In Brazil’s case there have been suspicions that as a matter of policy its government has been taking action to hold down the value of the real to protect its export competitiveness. Brazil believes the developed world is seeking ways to devalue their currencies in relation to emerging nations in an attempt to sustain and boost manufacturing and employments as they struggle to come out of recession.

Commenting on this in recent weeks Brazil’s Finance Minister, Guido Mantega, has said that Brazil will respond to such actions by taking steps to drive down the value of the real which has been strengthening in recent months largely as a result of his nation’s continuing economic growth and the consequent influx of foreign investment and associated currency speculation.

In the case of China there has been concern in the US and other developed nations for some time that Beijing has kept the value of the renimbi artificially low in order to maintain export-led growth, only recently  accepting with reluctance that its currency should slowly appreciate in value by relaxing its unofficial peg to the dollar.

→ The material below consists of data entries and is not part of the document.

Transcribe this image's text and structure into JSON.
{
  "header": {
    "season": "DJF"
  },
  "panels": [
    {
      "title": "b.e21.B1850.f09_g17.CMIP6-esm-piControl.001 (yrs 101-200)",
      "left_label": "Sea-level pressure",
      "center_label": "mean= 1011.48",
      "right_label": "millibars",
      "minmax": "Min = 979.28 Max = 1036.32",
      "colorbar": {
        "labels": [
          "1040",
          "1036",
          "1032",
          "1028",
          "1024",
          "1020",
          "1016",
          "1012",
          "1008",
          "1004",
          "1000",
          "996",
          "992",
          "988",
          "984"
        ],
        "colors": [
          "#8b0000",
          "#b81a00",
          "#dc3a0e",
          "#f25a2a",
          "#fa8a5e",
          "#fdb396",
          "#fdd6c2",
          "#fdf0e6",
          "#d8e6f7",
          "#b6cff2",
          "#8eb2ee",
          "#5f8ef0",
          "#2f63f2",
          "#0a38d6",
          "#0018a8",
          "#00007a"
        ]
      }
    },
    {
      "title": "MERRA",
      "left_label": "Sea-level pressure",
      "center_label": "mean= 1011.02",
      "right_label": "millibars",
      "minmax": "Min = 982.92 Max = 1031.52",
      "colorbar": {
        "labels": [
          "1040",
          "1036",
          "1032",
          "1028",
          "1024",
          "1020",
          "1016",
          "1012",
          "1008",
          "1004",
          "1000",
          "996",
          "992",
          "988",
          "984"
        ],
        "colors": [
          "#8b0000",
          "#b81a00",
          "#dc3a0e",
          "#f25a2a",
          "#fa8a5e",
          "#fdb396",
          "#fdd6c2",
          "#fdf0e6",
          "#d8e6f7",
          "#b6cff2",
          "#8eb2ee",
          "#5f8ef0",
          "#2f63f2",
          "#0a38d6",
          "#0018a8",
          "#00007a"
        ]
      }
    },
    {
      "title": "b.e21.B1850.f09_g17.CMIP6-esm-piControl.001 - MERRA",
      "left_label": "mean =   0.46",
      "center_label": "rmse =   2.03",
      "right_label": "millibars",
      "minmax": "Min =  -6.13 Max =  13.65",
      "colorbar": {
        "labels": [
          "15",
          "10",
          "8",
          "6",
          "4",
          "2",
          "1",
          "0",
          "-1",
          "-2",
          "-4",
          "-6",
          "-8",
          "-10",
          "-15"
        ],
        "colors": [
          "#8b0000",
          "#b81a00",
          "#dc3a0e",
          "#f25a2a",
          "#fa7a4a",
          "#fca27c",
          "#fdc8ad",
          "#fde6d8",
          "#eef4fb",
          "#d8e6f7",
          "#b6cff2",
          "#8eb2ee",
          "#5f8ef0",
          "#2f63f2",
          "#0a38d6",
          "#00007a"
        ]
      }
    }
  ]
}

Although there are not as yet signs of a full scale currency war, the US has gradually been increasing its public rhetoric by describing the Chinese currency  as being “significantly undervalued” and more recently still Japan has intervened  in global currency markets to drive down the value of the yen after it hit a 15-year high against the dollar.

The danger in all of this is that while governments continue to be cautious, there is growing awareness among legislators in both developed and emerging nations of the domestic implications of a global currency realignment. They fear the economic advantage that artificially low currencies in emerging economies will enable nations such as Brazil and China to penetrate markets in ways that terminally affect older manufacturing industries. As a consequence there is a real danger of a move to protectionism if nations driven by such concerns legislate to erect trade barriers.

Already the US Congress conscious of the November mid-term elections is considering legislation that would have the effect of threatening China with tariffs if it does not allow its currency to appreciate. Responding, the Peoples Daily, the official voice of the Chinese Communist Party has suggested that if the US Congress were to pass the bill it would be  a new example of the United States seeking to “embrace protectionism through legislation.”

As this is being written participants in the IMF’s annual meeting are gathering in Washington. There the issue of an impending currency war and the danger that it might lead to protectionism and a trade war will be a primary focus.

All of this potentially presents problems for the Caribbean. Without exception its currencies are tied to or float against the US dollar. Most of its export and tourism earnings are bound up with the US or Europe and the region has become, for the most part, economically dependent on visitor arrivals from the same developed nations that for the most part are only slowly coming out of recession.  This is unlike the region’s neighbours in Latin America that have used the past decade to diversify their international trading partners and investment relationships  to include  China and nations in Asia, through having a much wider range of offerings and most notably, being able to develop new markets for their agriculture and minerals.

If as seems likely it will be China with its huge dollar holdings and investments in the US that in the coming years brings about a rebalancing of global currency and trade, the Caribbean with its small economic base, large levels of indebtedness, and deep economic ties with the US and Europe, may well suffer the same relative economic decline that the US and Europe now face. If this is not to happen, action in real time is required to rapidly diversify the region’s tourism product and airlift, to reduce food import bills through developing agriculture for domestic consumption and by finding new ways to reduce energy costs.